As I flew to France to begin my Camino journey, my heart began to race. I saw my life in images passing before my eyes: my daughter’s face, my son’s wedding day, my grandson’s face. I felt a sudden surge of panic. As the flight attendant read off her list of safety instructions, I remembered that I had come here to learn and to trust God. I prayed—God, please lead me where you want me to go and bring me home—and fell asleep.
I woke up in France, alone and tired, with only my high-school French skills to depend on. Although I’d been overseas before, I had never traveled alone. For the next 30 days, I would be completely on my own. I missed my family. I took a bus and a train to St. Jean Pied de Port, the starting place for my Camino pilgrimage. I’d been advised to take a few days to get acclimated to the time and altitude change, but I wanted to get started. So I set off on my pilgrimage the next morning at sunrise with a 20-mile walk.

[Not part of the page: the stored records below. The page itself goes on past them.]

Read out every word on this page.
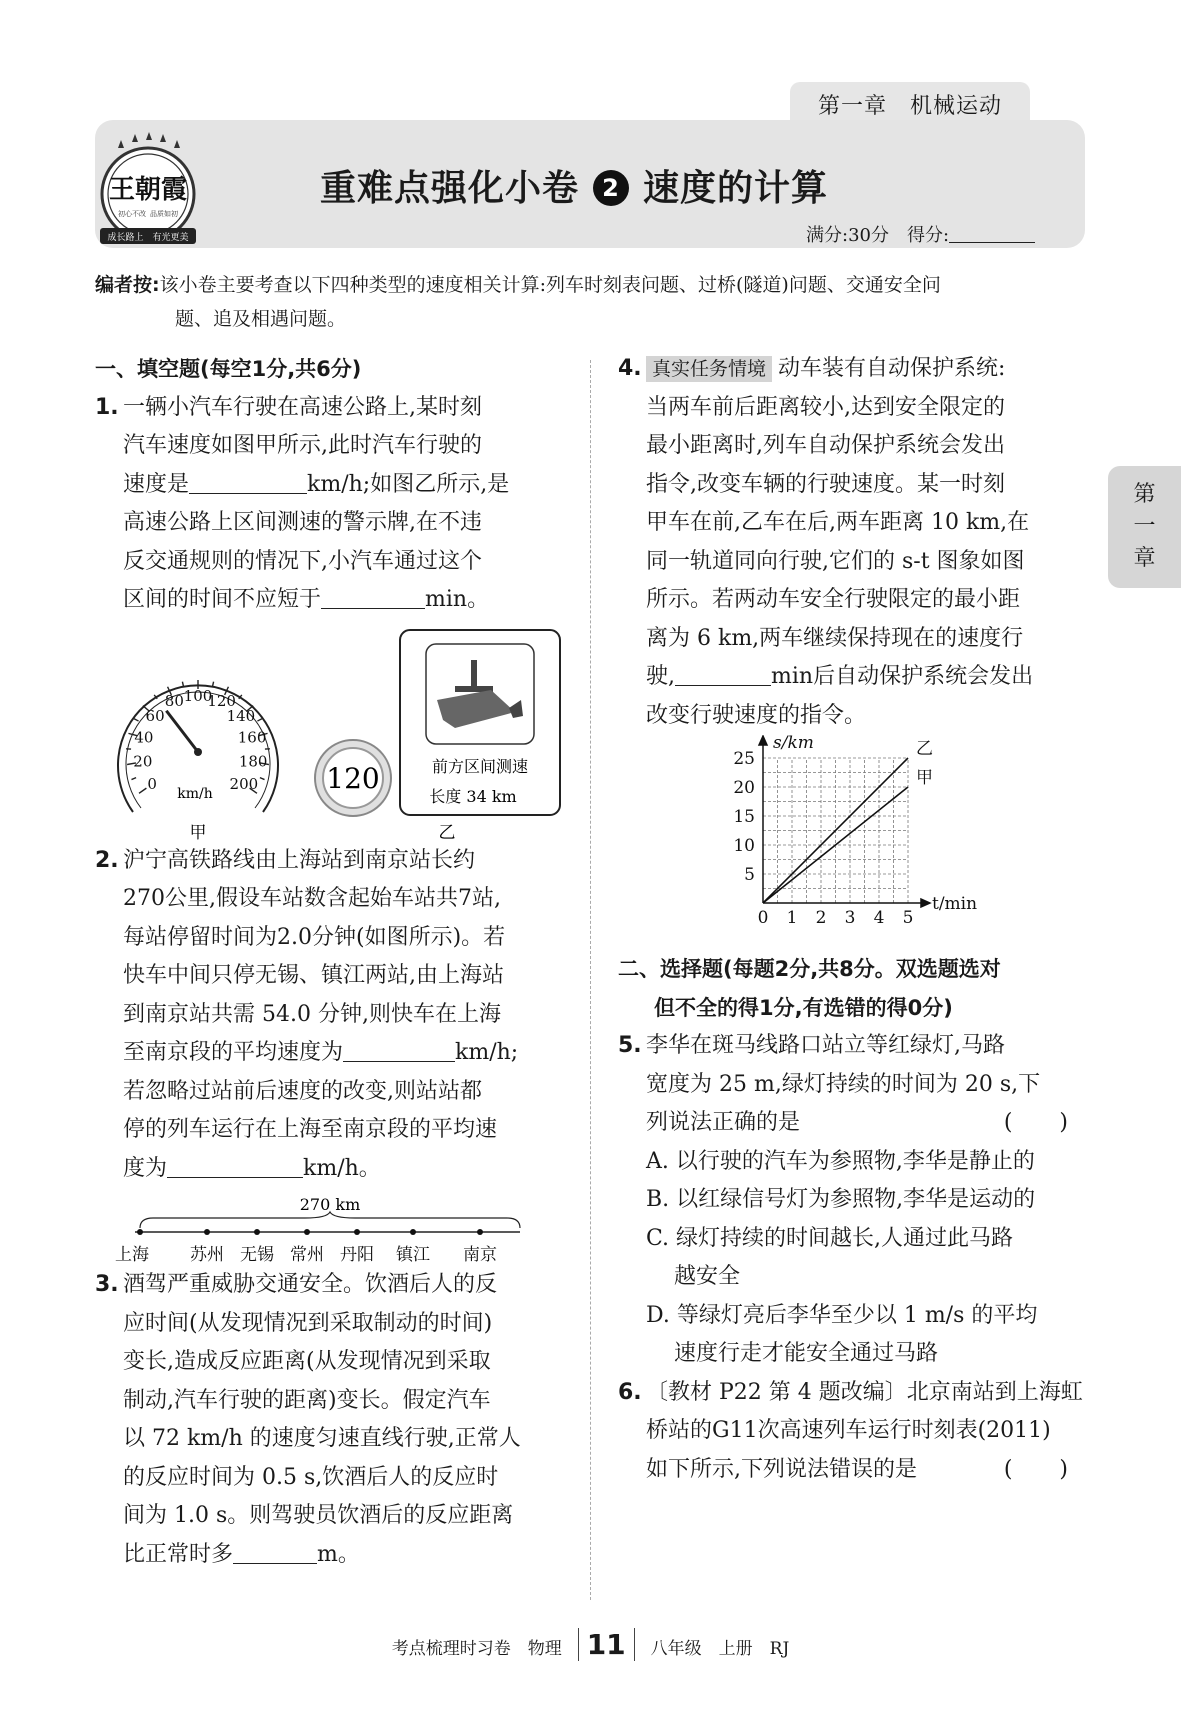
第一章　机械运动
王朝霞
初心不改 品质如初
成长路上　有光更美
重难点强化小卷 2 速度的计算
满分:30分　得分:
编者按:该小卷主要考查以下四种类型的速度相关计算:列车时刻表问题、过桥(隧道)问题、交通安全问
题、追及相遇问题。
第
一
章
一、填空题(每空1分,共6分)
1. 一辆小汽车行驶在高速公路上,某时刻
汽车速度如图甲所示,此时汽车行驶的
速度是	km/h;如图乙所示,是
高速公路上区间测速的警示牌,在不违
反交通规则的情况下,小汽车通过这个
区间的时间不应短于	min。
0
20
40
60
80 100
120
140
160
180
200
km/h
甲
120	前方区间测速
长度 34 km
乙
2. 沪宁高铁路线由上海站到南京站长约
270公里,假设车站数含起始车站共7站,
每站停留时间为2.0分钟(如图所示)。若
快车中间只停无锡、镇江两站,由上海站
到南京站共需 54.0 分钟,则快车在上海
至南京段的平均速度为	km/h;
若忽略过站前后速度的改变,则站站都
停的列车运行在上海至南京段的平均速
度为	km/h。
270 km
上海 苏州 无锡 常州 丹阳 镇江 南京
3. 酒驾严重威胁交通安全。饮酒后人的反
应时间(从发现情况到采取制动的时间)
变长,造成反应距离(从发现情况到采取
制动,汽车行驶的距离)变长。假定汽车
以 72 km/h 的速度匀速直线行驶,正常人
的反应时间为 0.5 s,饮酒后人的反应时
间为 1.0 s。则驾驶员饮酒后的反应距离
比正常时多	m。
4. 真实任务情境 动车装有自动保护系统:
当两车前后距离较小,达到安全限定的
最小距离时,列车自动保护系统会发出
指令,改变车辆的行驶速度。某一时刻
甲车在前,乙车在后,两车距离 10 km,在
同一轨道同向行驶,它们的 s-t 图象如图
所示。若两动车安全行驶限定的最小距
离为 6 km,两车继续保持现在的速度行
驶,	min后自动保护系统会发出
改变行驶速度的指令。
0 1 2 3 4 5
5
10
15
20
25
t/min
s/km	乙
甲
二、选择题(每题2分,共8分。双选题选对
但不全的得1分,有选错的得0分)
5. 李华在斑马线路口站立等红绿灯,马路
宽度为 25 m,绿灯持续的时间为 20 s,下
列说法正确的是	( )
A. 以行驶的汽车为参照物,李华是静止的
B. 以红绿信号灯为参照物,李华是运动的
C. 绿灯持续的时间越长,人通过此马路
越安全
D. 等绿灯亮后李华至少以 1 m/s 的平均
速度行走才能安全通过马路
6. 〔教材 P22 第 4 题改编〕北京南站到上海虹
桥站的G11次高速列车运行时刻表(2011)
如下所示,下列说法错误的是	( )
考点梳理时习卷　物理 11 八年级　上册　RJ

The day was cloudy with a light drizzle as I started on my journey. I felt surprisingly good considering the eleven-hour flight I’d just taken. A beautiful French woman pointed towards a marker—a yellow arrow. It was my first sign. Scattered along the path, these yellow arrows are the only thing keeping pilgrims going in the right direction.
On my first day, I walked through treacherous terrain at a 5,000-foot elevation. People die on the Camino, and most deaths happen within the first few days due to falling rocks and steep cliffs. As I approached Roncesvalles, my legs shook and my feet ached. It took all my will to move each foot in turn. After I checked into my hotel, I made the first adjustment to my pilgrimage: I bought a red 12-speed mountain bike that I named “Ruby.” Encouraged at the thought of traveling by bike the next day, I sank into a deep and grateful sleep.
At breakfast the next morning, a gentleman named Fernando asked if I was a pilgrim. I would hear that question many times over the next month. I told him I was and that I would be riding my bike to Pamplona. He looked at my ordinary shorts and blouse, and his face turned serious. “Well, you’re going to need these.” He reached into his bag and pulled out a pair of biking shorts. I was speechless. I’d heard that the Spanish people were generous, but I hadn’t expected that level of giving.
I declined and reassured Fernando that I would be fine. He warned me that I would need better equipment just to survive, let alone finish. I said goodbye to Fernando and took off. As I started the day’s uphill ride, I realized what he had meant. The paths went from narrow, gravelly passes to rough roads filled with rocks and boulders. It was the longest day of my life.
Finally, I neared Pamplona. Tears were running down my face. I felt so stupid. I couldn’t finish. It was too hard. As I pushed my bike up a hill too steep to ride, I kept repeating: I can do all things through Christ who strengthens me. Suddenly, I felt a rush of energy wash over me, and I began to sing and to praise God. I wouldn’t be going home the next day. I’d be going to Estella.